この資格試験はかなり難しいものだと聞きますが、これを取得することには大きな意味がありそうです。SEは年齢が高くなるとどうしても市場価値が頭打ちになります。そのままSEにとどまることは、少なくとも市場価値的には望ましいとは言えません。

 ある2人のSEの話を聞きました。両者ともこの資格取得を目指して猛勉強していたのですが、1人はその勉強を何とかものにして合格しましたが、もう1人は何らかの理由で途中で勉強を断念してしまいました。

 資格に合格した前者は資格取得後、数年を経て次々に仕事が舞い込むようになり、職務階層も上がり、さらに英語力を身につけたこともあって、今ではオフショア開発のプロジェクトマネージャーとして大活躍しています。

 一方、試験を断念した後者はSEとしての仕事は続けているものの、徐々に肩身が狭い思いをしているそうです。30代のわずか数年の間に、この2人の差は大きくついてしまったのです。

 このようにその後の立場が大きく異なる仕事については、資格があるのとないのとではやはり資格を取るに越したことはありません。もちろん、企業によってはこうした資格を必要としないところも少なくないでしょう。そういう意味では、資格がなくては仕事ができない医師免許とは異なります。

 しかし、人材の層が厚く、競争の熾烈な大企業や外資系などでは、こうした資格は重要だと考えられます。

資格を取っても
取っただけでは食えない

 もちろん、資格というものは取ればそれでいいというものではありません。学び直しの拠り所として、資格取得があるというのは目標がわかりやすいと言えると思います。ただ、資格取得はゴールではなく、あくまでも新たなスタートラインに立てるためのいわばチケットを手に入れることなのだと理解してください。

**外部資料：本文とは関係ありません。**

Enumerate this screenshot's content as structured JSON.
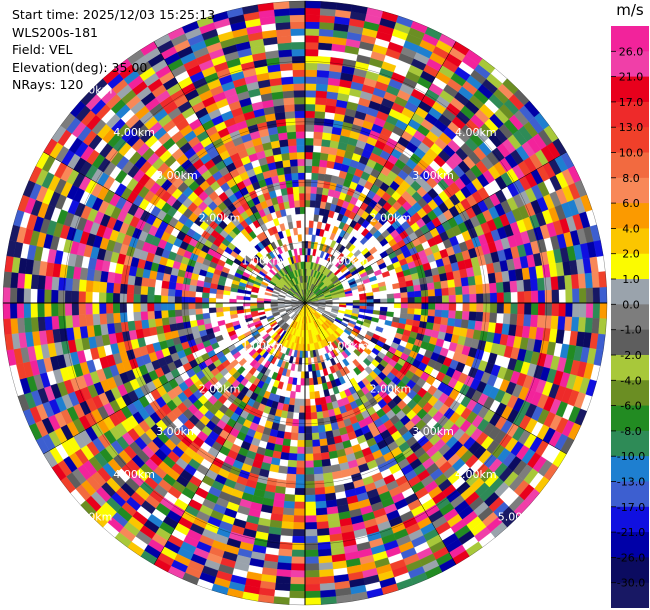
{
  "info": {
    "start_time": "Start time: 2025/12/03 15:25:13",
    "instrument": "WLS200s-181",
    "field": "Field: VEL",
    "elevation": "Elevation(deg): 35.00",
    "nrays": "NRays: 120"
  },
  "colorbar": {
    "unit": "m/s",
    "ticks": [
      "26.0",
      "21.0",
      "17.0",
      "13.0",
      "10.0",
      "8.0",
      "6.0",
      "4.0",
      "2.0",
      "1.0",
      "0.0",
      "-1.0",
      "-2.0",
      "-4.0",
      "-6.0",
      "-8.0",
      "-10.0",
      "-13.0",
      "-17.0",
      "-21.0",
      "-26.0",
      "-30.0"
    ],
    "colors": [
      "#f2239b",
      "#f03fa8",
      "#e8001c",
      "#ee2a2a",
      "#f0402a",
      "#f26a40",
      "#f88858",
      "#fb9a00",
      "#fbc600",
      "#fbfb00",
      "#9aa3ac",
      "#7d7d7d",
      "#5e5e5e",
      "#a8c83a",
      "#6b8e23",
      "#228b22",
      "#2e8b57",
      "#1e7fd0",
      "#3d5fd0",
      "#1010e0",
      "#0000a8",
      "#0b0b60",
      "#181864"
    ]
  },
  "chart_data": {
    "type": "ppi",
    "field": "VEL",
    "unit": "m/s",
    "elevation_deg": 35.0,
    "n_rays": 120,
    "max_range_km": 5.0,
    "range_rings_km": [
      1.0,
      2.0,
      3.0,
      4.0,
      5.0
    ],
    "range_labels": [
      "1.00km",
      "2.00km",
      "3.00km",
      "4.00km",
      "5.00km",
      "1.00km",
      "2.00km",
      "3.00km",
      "4.00km",
      "1.00km",
      "2.00km",
      "3.00km",
      "4.00km",
      "5.00km",
      "1.00km",
      "2.00km",
      "3.00km",
      "4.00km",
      "5.00km"
    ],
    "near_field": {
      "north_sector": "negative (green, -2 to -6 m/s)",
      "south_sector": "positive (yellow, 2 to 4 m/s)"
    },
    "colorbar_ticks": [
      26.0,
      21.0,
      17.0,
      13.0,
      10.0,
      8.0,
      6.0,
      4.0,
      2.0,
      1.0,
      0.0,
      -1.0,
      -2.0,
      -4.0,
      -6.0,
      -8.0,
      -10.0,
      -13.0,
      -17.0,
      -21.0,
      -26.0,
      -30.0
    ]
  }
}
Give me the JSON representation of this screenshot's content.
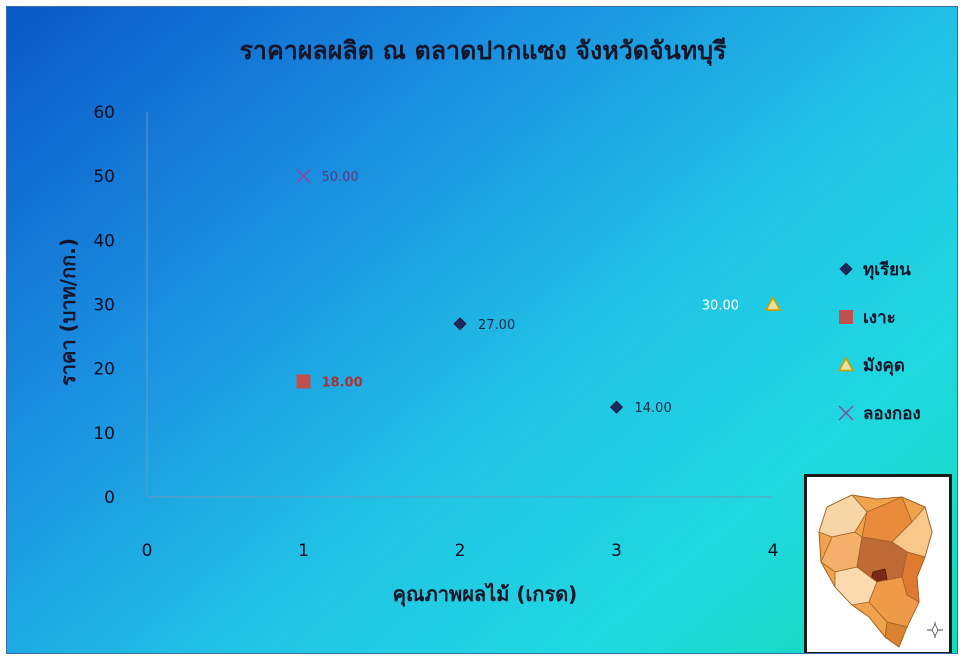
{
  "chart_data": {
    "type": "scatter",
    "title": "ราคาผลผลิต  ณ  ตลาดปากแซง   จังหวัดจันทบุรี",
    "xlabel": "คุณภาพผลไม้  (เกรด)",
    "ylabel": "ราคา  (บาท/กก.)",
    "xlim": [
      0,
      4
    ],
    "ylim": [
      0,
      60
    ],
    "x_ticks": [
      "0",
      "1",
      "2",
      "3",
      "4"
    ],
    "y_ticks": [
      "0",
      "10",
      "20",
      "30",
      "40",
      "50",
      "60"
    ],
    "grid": false,
    "legend_position": "right",
    "series": [
      {
        "name": "ทุเรียน",
        "marker": "diamond",
        "color": "#1f2a5c",
        "points": [
          {
            "x": 2,
            "y": 27,
            "label": "27.00"
          },
          {
            "x": 3,
            "y": 14,
            "label": "14.00"
          }
        ]
      },
      {
        "name": "เงาะ",
        "marker": "square",
        "color": "#c0504d",
        "points": [
          {
            "x": 1,
            "y": 18,
            "label": "18.00"
          }
        ]
      },
      {
        "name": "มังคุด",
        "marker": "triangle",
        "color": "#e8e0a0",
        "points": [
          {
            "x": 4,
            "y": 30,
            "label": "30.00"
          }
        ]
      },
      {
        "name": "ลองกอง",
        "marker": "x",
        "color": "#8a4a9a",
        "points": [
          {
            "x": 1,
            "y": 50,
            "label": "50.00"
          }
        ]
      }
    ]
  },
  "map_image": {
    "description_icon": "chanthaburi-province-map"
  }
}
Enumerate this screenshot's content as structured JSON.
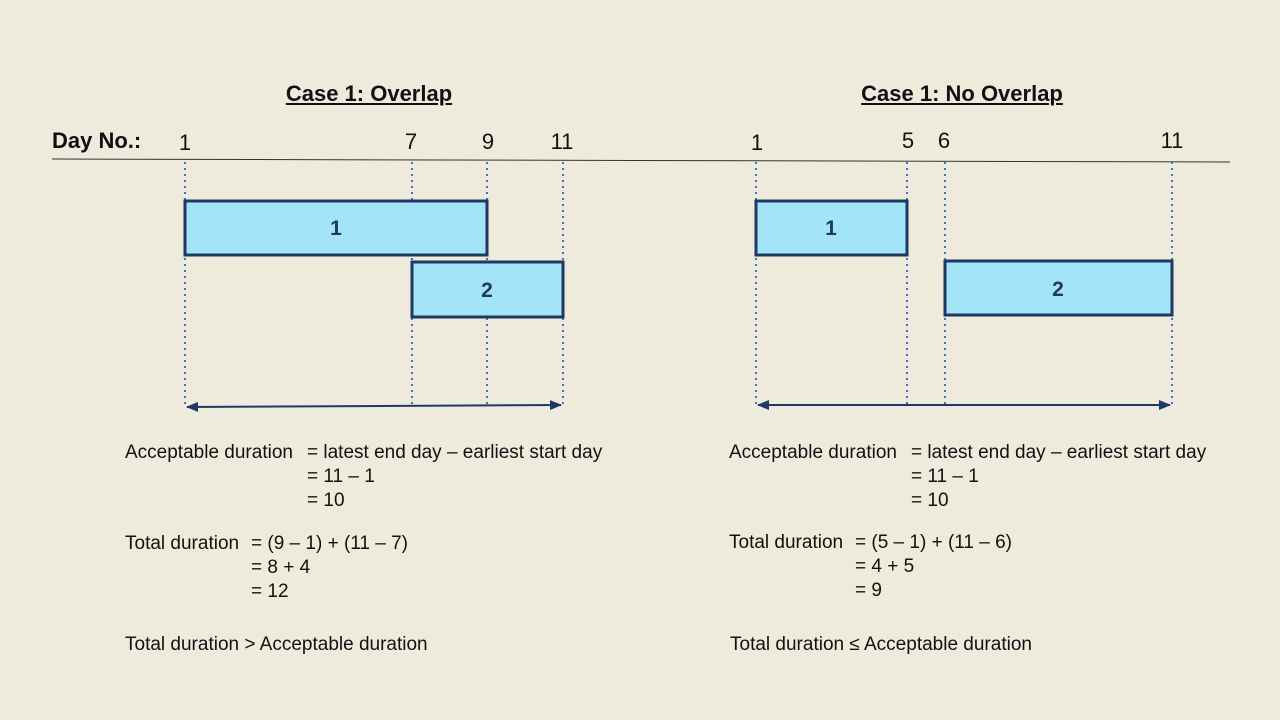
{
  "colors": {
    "background": "#eeeadc",
    "task_fill": "#a3e4f7",
    "task_stroke": "#1f3864",
    "dotted_line": "#4472c4",
    "arrow": "#1f3864"
  },
  "axis_label": "Day No.:",
  "cases": [
    {
      "title": "Case 1: Overlap",
      "day_ticks": [
        "1",
        "7",
        "9",
        "11"
      ],
      "tasks": [
        {
          "label": "1",
          "start_day": 1,
          "end_day": 9
        },
        {
          "label": "2",
          "start_day": 7,
          "end_day": 11
        }
      ],
      "acceptable": {
        "label": "Acceptable duration",
        "lines": [
          "= latest end day – earliest start day",
          "= 11 – 1",
          "= 10"
        ]
      },
      "total": {
        "label": "Total duration",
        "lines": [
          "= (9 – 1) + (11 – 7)",
          "= 8 + 4",
          "= 12"
        ]
      },
      "comparison": "Total duration > Acceptable duration"
    },
    {
      "title": "Case 1: No Overlap",
      "day_ticks": [
        "1",
        "5",
        "6",
        "11"
      ],
      "tasks": [
        {
          "label": "1",
          "start_day": 1,
          "end_day": 5
        },
        {
          "label": "2",
          "start_day": 6,
          "end_day": 11
        }
      ],
      "acceptable": {
        "label": "Acceptable duration",
        "lines": [
          "= latest end day – earliest start day",
          "= 11 – 1",
          "= 10"
        ]
      },
      "total": {
        "label": "Total duration",
        "lines": [
          "= (5 – 1) + (11 – 6)",
          "= 4 + 5",
          "= 9"
        ]
      },
      "comparison": "Total duration ≤ Acceptable duration"
    }
  ]
}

 資格は、「足の裏についた米粒」と評されることがあります。

 取らないと気になるけど、取っても食えない。つまり、「資格を取るしかないけど、取っただけでは食えない」ということです。なぜなら資格を取っただけでは、専門家にも、ましてやその道のプロにもまだなったわけではないからです。

 例えば公認会計士の資格を取ったからと言って、いくらでも仕事が舞い込むと思ったら大間違いです。スタートラインに立てただけです。医師も社会保険労務士もみな、同じです。

 士業にも競争があります。この競争に勝つためには自分なりの強みが必要です。資格を取ってからが、その道で売れっ子のプロになれるかどうかの本当の闘いが始まるわけです。